6月の試聴室 スメタナ四重奏団のモーツァルト

衝撃!世界初のデジタル録音

最近「アナログの復権」なんて言葉が雑誌に踊っていますが、

かつてはみんなアナログ録音だったんですね。

CDケースの裏面を注意深く見ていると、DDDとかADDとかAADなんて3文字が並んでいるのを見かけます。これは、DDDならデジタル録音・デジタル編集のCD、ADDならアナログ録音・デジタル編集のCD、という意味になります。

ちなみに、ヴィンテージのLPレコードなら、AAA(アナログ録音・アナログ編集のアナログ盤)ということになるんでしょうか…。

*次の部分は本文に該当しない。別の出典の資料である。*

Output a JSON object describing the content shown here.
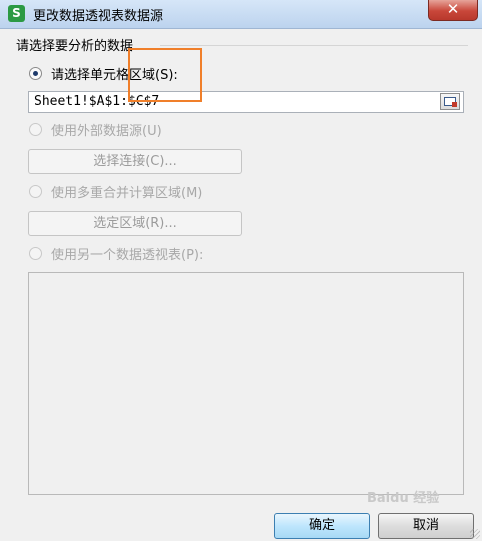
{
  "window": {
    "app_icon_letter": "S",
    "title": "更改数据透视表数据源",
    "close_icon": "close-icon",
    "close_glyph": "✕"
  },
  "group": {
    "legend": "请选择要分析的数据"
  },
  "options": {
    "cell_range": {
      "label": "请选择单元格区域(S):",
      "selected": true,
      "value": "Sheet1!$A$1:$C$7"
    },
    "external_source": {
      "label": "使用外部数据源(U)",
      "selected": false,
      "enabled": false,
      "button_label": "选择连接(C)..."
    },
    "consolidation": {
      "label": "使用多重合并计算区域(M)",
      "selected": false,
      "enabled": false,
      "button_label": "选定区域(R)..."
    },
    "another_pivot": {
      "label": "使用另一个数据透视表(P):",
      "selected": false,
      "enabled": false
    }
  },
  "buttons": {
    "ok": "确定",
    "cancel": "取消"
  },
  "watermark": "Baidu 经验",
  "colors": {
    "highlight": "#f07f2a",
    "titlebar": "#bcd3ee",
    "close": "#c9473a",
    "app_icon": "#2c9a44"
  }
}
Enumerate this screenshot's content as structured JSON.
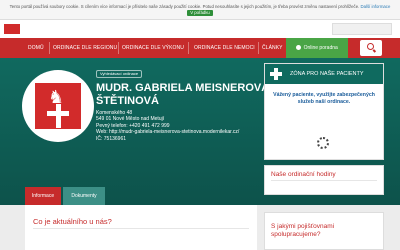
{
  "cookie": {
    "text": "Tento portál používá soubory cookie. S cílením více informací je přísitelo naše zásady použití cookie. Potud nesouhlasíte s jejich použitím, je třeba provést změnu nastavení prohlížeče.",
    "more_label": "Další informace",
    "ok_label": "V pořádku"
  },
  "nav": {
    "items": [
      "Domů",
      "Ordinace dle regionu",
      "Ordinace dle výkonu",
      "Ordinace dle nemoci",
      "Články"
    ],
    "cta_label": "Online poradna"
  },
  "profile": {
    "tag": "Vyhledávací ordinace",
    "name": "MUDr. Gabriela Meisnerová Štětinová",
    "address": "Komenského 48",
    "city": "549 01 Nové Město nad Metují",
    "phone": "Pevný telefon: +420 491 472 999",
    "web": "Web: http://mudr-gabriela-meisnerova-stetinova.modernilekar.cz/",
    "ic": "IČ: 75136961"
  },
  "tabs": {
    "info": "Informace",
    "documents": "Dokumenty"
  },
  "content": {
    "title": "Co je aktuálního u nás?"
  },
  "side": {
    "zone_title": "Zóna pro naše pacienty",
    "zone_text": "Vážený paciente, využijte zabezpečených služeb naší ordinace.",
    "hours_title": "Naše ordinační hodiny",
    "insurance_title": "S jakými pojišťovnami spolupracujeme?"
  },
  "colors": {
    "brand_red": "#c62b2b",
    "teal": "#0f5a51",
    "green_cta": "#4aa546"
  }
}
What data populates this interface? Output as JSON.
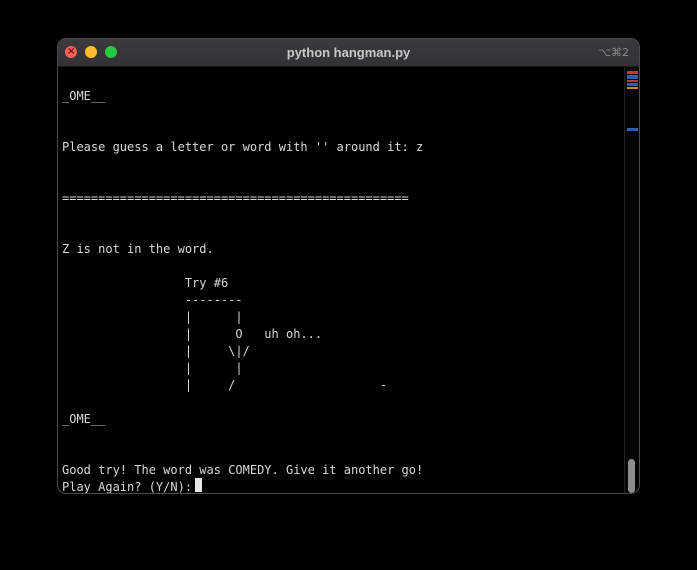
{
  "window": {
    "title": "python hangman.py",
    "shortcut": "⌥⌘2",
    "close_glyph": "×"
  },
  "terminal": {
    "lines": [
      "_OME__",
      "Please guess a letter or word with '' around it: z",
      "================================================",
      "Z is not in the word.",
      "                 Try #6",
      "                 --------",
      "                 |      |",
      "                 |      O   uh oh...",
      "                 |     \\|/",
      "                 |      |",
      "                 |     /                    -",
      "_OME__",
      "Good try! The word was COMEDY. Give it another go!",
      "Play Again? (Y/N): "
    ]
  },
  "colors": {
    "background": "#000000",
    "text": "#d8d8d8",
    "close": "#fe5f57",
    "minimize": "#febc2e",
    "maximize": "#28c840",
    "minimap_red": "#c0392b",
    "minimap_blue": "#2f5fb3",
    "minimap_orange": "#d9822b"
  }
}
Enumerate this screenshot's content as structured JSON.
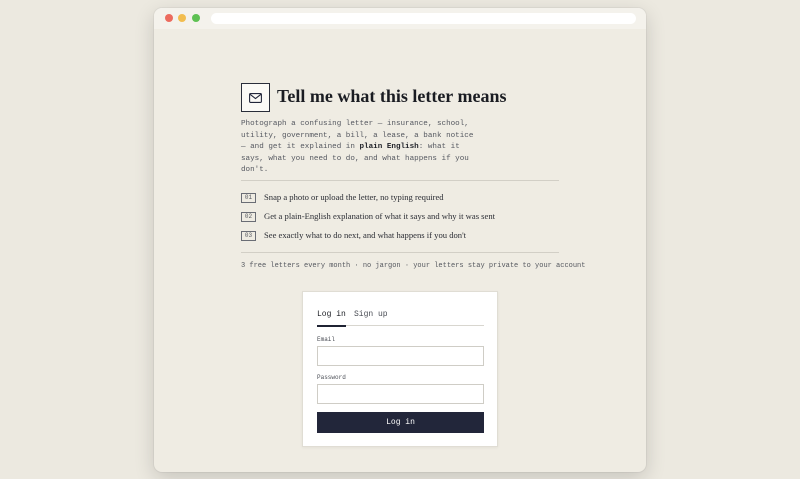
{
  "page": {
    "title": "Tell me what this letter means",
    "logo_icon": "envelope-icon",
    "intro": {
      "part1": "Photograph a confusing letter — insurance, school, utility, government, a bill, a lease, a bank notice — and get it explained in ",
      "highlight": "plain English",
      "part2": ": what it says, what you need to do, and what happens if you don't."
    },
    "steps": [
      {
        "num": "01",
        "text": "Snap a photo or upload the letter, no typing required"
      },
      {
        "num": "02",
        "text": "Get a plain-English explanation of what it says and why it was sent"
      },
      {
        "num": "03",
        "text": "See exactly what to do next, and what happens if you don't"
      }
    ],
    "tagline": "3 free letters every month · no jargon · your letters stay private to your account"
  },
  "auth": {
    "tabs": [
      {
        "label": "Log in",
        "active": true
      },
      {
        "label": "Sign up",
        "active": false
      }
    ],
    "email_label": "Email",
    "email_value": "",
    "password_label": "Password",
    "password_value": "",
    "submit_label": "Log in"
  },
  "colors": {
    "accent": "#22263a",
    "background": "#efece3"
  }
}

それはさておき、家庭用オーディオが、LPレコードからコンパクト・ディスクに劇的に移行した1980年代以降は、ほぼDDDになります。

では、それ以前のアナログ・マスターをCDに復刻したものは?

例えば私が子供の頃に手に入れたアナログ盤のリマスターCD。3,000円したメジャーレーベルの製品から、よく分からない怪しい盤まですべてADD表記になっています。しかし、A→Dの変換は非常に難しく、リマスターに失敗すればCDの威信にも関わった当時、実際はアナログコピーしただけのAADの商品というのもあったようですね。まあ、ほとんどが真っ当なADDだったに違いないので、中にはそういうものもあったという噂です(笑)。

しかしある時、1972年録音なのにDDD表記されているCDを見つけた時はギョッとしました。1978年とか79年ならまだしも、LP全盛期の1972年のデジタル録音はどう考えてもおかしい。

でも実際、それはその通りだったのです。

これこそ、わが日本のメーカー、デンオン(現デノン)が世界で初めてデジタル録音に成功した、記念碑的なCDだったのです。

モーツァルト:
弦楽四重奏曲第15番 ニ短調 K.421
弦楽四重奏曲第17番 変ロ長調 K.458《狩》

スメタナ四重奏団

録音:1972年 [PCM デジタル録音+MS/クオリティ・マスターズ]

当録音は、業務用PCMレコーダー「DN-023R」によって行われました。装置はバカでかく、しかも記録メディアは映像用のテープだったそうで、録音方式(量子化ビット数やサンプリング周波数)も現在に比べて著しく見劣りします。まさに手探り状態で製作された音源と言えるでしょう。なお、装置の写真は下記サイトでご覧頂くことができます。

PCMデジタル録音の歴史 ウェブサイトはこちら

でもこの時、デンオンが英断したことで、そして各メーカーがしのぎを削って試行錯誤をしたことにより、デジタル録音のノウハウが蓄積され、ついに1982年、コンパクトディスクが市場に投入される流れとなるわけです。

CD誕生の話になればいつも、カラヤンが「私の第9が収まる容量にしてほしい」と言ったエピソードばかりが取り上げられますが、デジタル録音誕生秘話の方も、十分感動的なストーリーになるのではないか、と思っています。

それはさておき、肝心な演奏の方ですが、まことに素晴らしい内容です。

この録音の偉大なところは、最盛期のスメタナ四重奏団のアンサンブルをデジタルでとらえた点にあります。録音当初の記録の限界も、最新のリマスタリングによってリフレッシュされており、弦のみずみずしい音色や弓に擦れる音、ホールの量感までしっかり捉えられています。
なおスメタナ四重奏団は、解散する1989年まで高度なアンサンブルと豊かな音楽性でファンを魅了しましたが、さすがに80年代ともなると、しばしば技巧の衰えを指摘されていました。ですから、1970年代の録音が最もバランスの良い仕上がりだと評する方が多く、そうした意味で、この時代の彼らの演奏がデジタルで記録された意義は極めて大きいです。

彼らが取り上げたモーツァルトのK.458は、冒頭の主題が狩りの際に鳴らされるラッパの信号に聞こえることから「狩」の愛称で親しまれています。

また同収録のK.421も、宿命の調性の一つ、ニ短調で構成されており、デモーニッシュな3楽章には戦慄さえ覚えます。

モーツァルトはこのK.421とK.458を含む弦楽四重奏曲6曲を敬愛するハイドンに献呈しており、今日では「ハイドン・セット」の名で知られています。天才をして大変な労苦を強いられたと言われており、少し自由さが足りないとの指摘もありますが、完成度はすごい高みに達しています。

それにしてもスメタナ四重奏団の入り方。アンサンブルの呼吸。音色。どれをとっても好い味を出しています。近年ではアップテンポでエッジの効いた演奏も多いですが、このような余裕に満ちたスタイルこそ、モーツァルトの室内楽を楽しむにはぴったりだと思います。